Bipolar disorder is a severe mental disorder characterized by episodes of abnormal mood, including both mania and depression. Accumulation of bipolar disorder in families has been observed for centuries, and genetic epidemiology studies have demonstrated a high degree of heritability. However, it is only in recent years that many disease risk genes have been identified, leveraging genome-wide genotyping technology and large samples from international collaborations, particularly the Psychiatric Genomics Consortium.
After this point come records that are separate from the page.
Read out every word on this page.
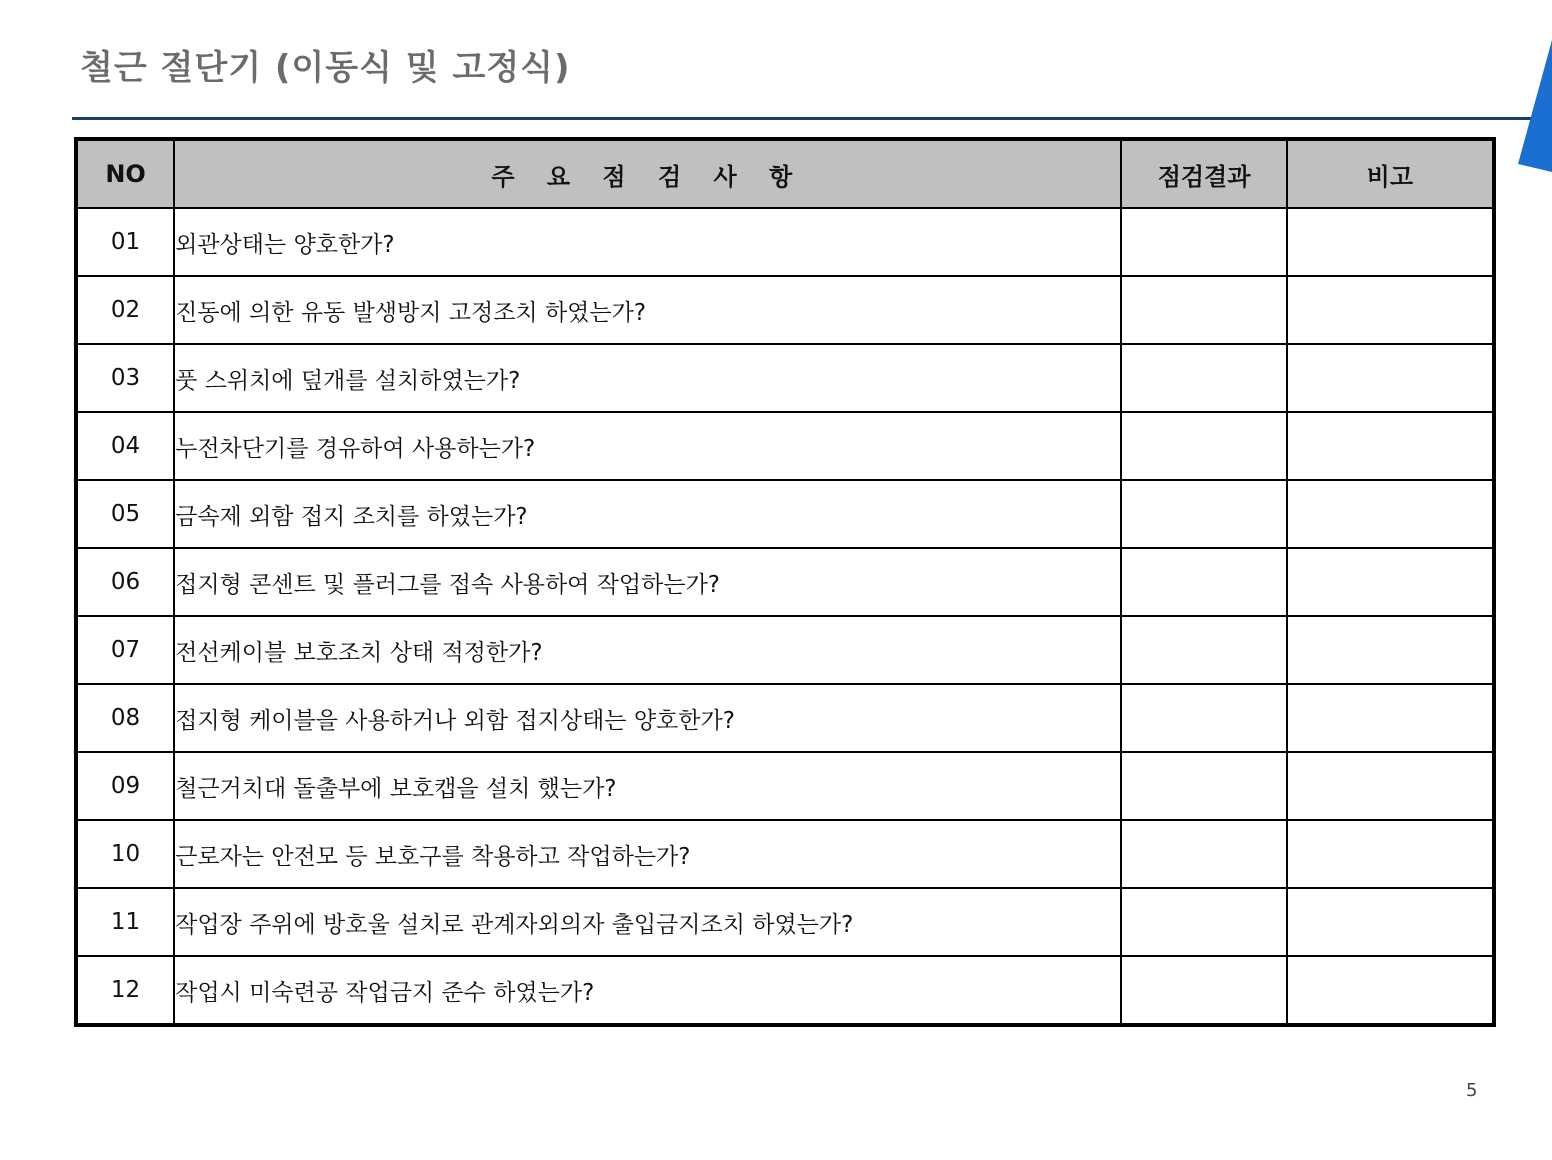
철근 절단기 (이동식 및 고정식)
NO	주 요 점 검 사 항	점검결과	비고
01	외관상태는 양호한가?		
02	진동에 의한 유동 발생방지 고정조치 하였는가?		
03	풋 스위치에 덮개를 설치하였는가?		
04	누전차단기를 경유하여 사용하는가?		
05	금속제 외함 접지 조치를 하였는가?		
06	접지형 콘센트 및 플러그를 접속 사용하여 작업하는가?		
07	전선케이블 보호조치 상태 적정한가?		
08	접지형 케이블을 사용하거나 외함 접지상태는 양호한가?		
09	철근거치대 돌출부에 보호캡을 설치 했는가?		
10	근로자는 안전모 등 보호구를 착용하고 작업하는가?		
11	작업장 주위에 방호울 설치로 관계자외의자 출입금지조치 하였는가?		
12	작업시 미숙련공 작업금지 준수 하였는가?		
5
It is likely that bipolar disorder patients inherit a number of gene variants that increase vulnerability to disease, and are exposed to stress conditions that trigger the disease and cause relapses. The genetic risk loci identified so far explain too little variance to be used for clinical diagnostics or for individual prediction of disease risk. Further, the specific molecular genetic mechanisms underlying susceptibility to bipolar disorder are still poorly understood. However, through large-scale international efforts, we are expecting a series of genetic discoveries in bipolar disorders in the coming years, providing a better understanding of disease mechanisms. This new knowledge will form a basis for developing better pharmacological agents and inform new diagnostic tools, with great potential for personalized medicine approaches in bipolar disorders. In line with the recently improved insight into the genetic architecture of bipolar disorders, it is important to communicate the stress-vulnerability model to patients and relatives, which can promote better acceptance and involvement from patients and the community, leading to better treatment adherence and outcome.